Indian maths graduates will now teach British children
Indian maths graduates are being trained by a tutoring agency to give tuition to British children via telephone and internet. The online tutors will be available round the clock.education Updated: Sep 10, 2010 14:42 IST
Indian maths graduates are being trained to give tuition to British children via telephone and internet round the clock, a report said Friday.
A tutoring agency has hired 100 maths tutors in Punjab and coached them in British school syllabus so that they can teach children of all ages, The Guardian reported.
London-based BrightSpark Education says the tutors will be available 24 hours a day and seven days a week. They will be paid 7 pounds an hour. The minimum wage in Punjab is 2.52 pounds.
The agency says parents can cut costs by hiring an Indian-based home tutor, rather than one who lives in Britain. It is charging 12 pounds per lesson, less than half the amount parents would normally pay for one-to-one private tuition.
The firm is encouraging state schools to get on board, too. Ashmount primary school in Islington, London, has been taking services of the Indian tutors for an hour a week to supplement maths classes for 30 of its pupils, the paper said.

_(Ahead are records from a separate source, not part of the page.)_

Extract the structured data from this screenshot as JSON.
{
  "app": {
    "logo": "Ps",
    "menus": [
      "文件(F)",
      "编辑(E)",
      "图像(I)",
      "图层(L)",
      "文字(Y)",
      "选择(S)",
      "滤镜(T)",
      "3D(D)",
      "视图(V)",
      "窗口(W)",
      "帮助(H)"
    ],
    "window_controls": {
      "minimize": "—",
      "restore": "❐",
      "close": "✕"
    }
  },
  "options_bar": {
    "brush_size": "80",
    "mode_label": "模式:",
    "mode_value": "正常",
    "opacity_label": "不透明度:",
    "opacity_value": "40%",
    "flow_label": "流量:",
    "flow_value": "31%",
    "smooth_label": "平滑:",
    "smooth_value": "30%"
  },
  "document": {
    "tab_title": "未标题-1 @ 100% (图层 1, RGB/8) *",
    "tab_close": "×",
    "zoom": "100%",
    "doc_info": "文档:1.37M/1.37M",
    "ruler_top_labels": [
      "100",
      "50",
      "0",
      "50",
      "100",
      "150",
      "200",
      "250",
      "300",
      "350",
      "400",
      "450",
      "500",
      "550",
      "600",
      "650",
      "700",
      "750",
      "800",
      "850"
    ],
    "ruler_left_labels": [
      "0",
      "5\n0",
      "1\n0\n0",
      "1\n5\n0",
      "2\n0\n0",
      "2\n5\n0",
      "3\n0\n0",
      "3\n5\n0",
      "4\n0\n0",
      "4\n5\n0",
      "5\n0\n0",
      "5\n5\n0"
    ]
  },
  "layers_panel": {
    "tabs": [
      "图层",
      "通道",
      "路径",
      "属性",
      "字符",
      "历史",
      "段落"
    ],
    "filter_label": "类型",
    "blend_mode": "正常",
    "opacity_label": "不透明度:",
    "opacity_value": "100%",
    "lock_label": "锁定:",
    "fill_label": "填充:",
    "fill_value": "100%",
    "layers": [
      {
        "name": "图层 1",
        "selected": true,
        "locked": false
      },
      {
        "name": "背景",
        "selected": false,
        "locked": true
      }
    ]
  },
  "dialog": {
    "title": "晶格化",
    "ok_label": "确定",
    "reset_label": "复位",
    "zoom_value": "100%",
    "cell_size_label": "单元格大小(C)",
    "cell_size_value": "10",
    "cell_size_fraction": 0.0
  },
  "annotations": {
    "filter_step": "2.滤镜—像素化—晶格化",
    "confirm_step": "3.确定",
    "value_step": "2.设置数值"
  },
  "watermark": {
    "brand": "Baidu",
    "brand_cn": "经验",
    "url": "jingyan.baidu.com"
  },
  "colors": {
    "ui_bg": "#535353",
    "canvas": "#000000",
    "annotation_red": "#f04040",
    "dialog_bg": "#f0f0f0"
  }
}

Last month, it was revealed that nine Primary Care Trusts were outsourcing part of their patient record services to India.
Maths teachers are in chronic short supply in Britain. Maths graduates are offered a golden handshake of 5,000 pounds when they enrol on postgraduate teacher training courses.
In 2009, some 5,980 students graduated in maths in Britain. While in India, 690,000 students graduate with degrees in science and maths each year.
The tutors use an interactive whiteboard to conduct lessons. They communicate with pupils through a headset. Students can see their tutor's face on the screen.
The agency takes bookings from parents and teachers, and timetables when the tuition will take place. Each session is recorded so that students, parents and teachers can replay it.
Tom Hooper, managing director of BrightSpark Education, said he turned to India because it was difficult to find maths graduates in Britain who wanted to be fulltime tutors. While the Indian tutors would be available at all hours, he expected the majority of lessons to take place in the early evening.
Ashmount's headteacher, Pana McGee, said the school used the tutors as though they were "another assistant in the classroom".
"We would have paid an assistant at least 30,000 pounds, so that's how much can be saved in a year," she said. "The teaching resources that are used and the quality of teaching are excellent."
Hooper said: "It's true that there isn't the emotional bond you might get with a teacher who is there in the room with you, but you also get an unintimidating environment if you are learning online."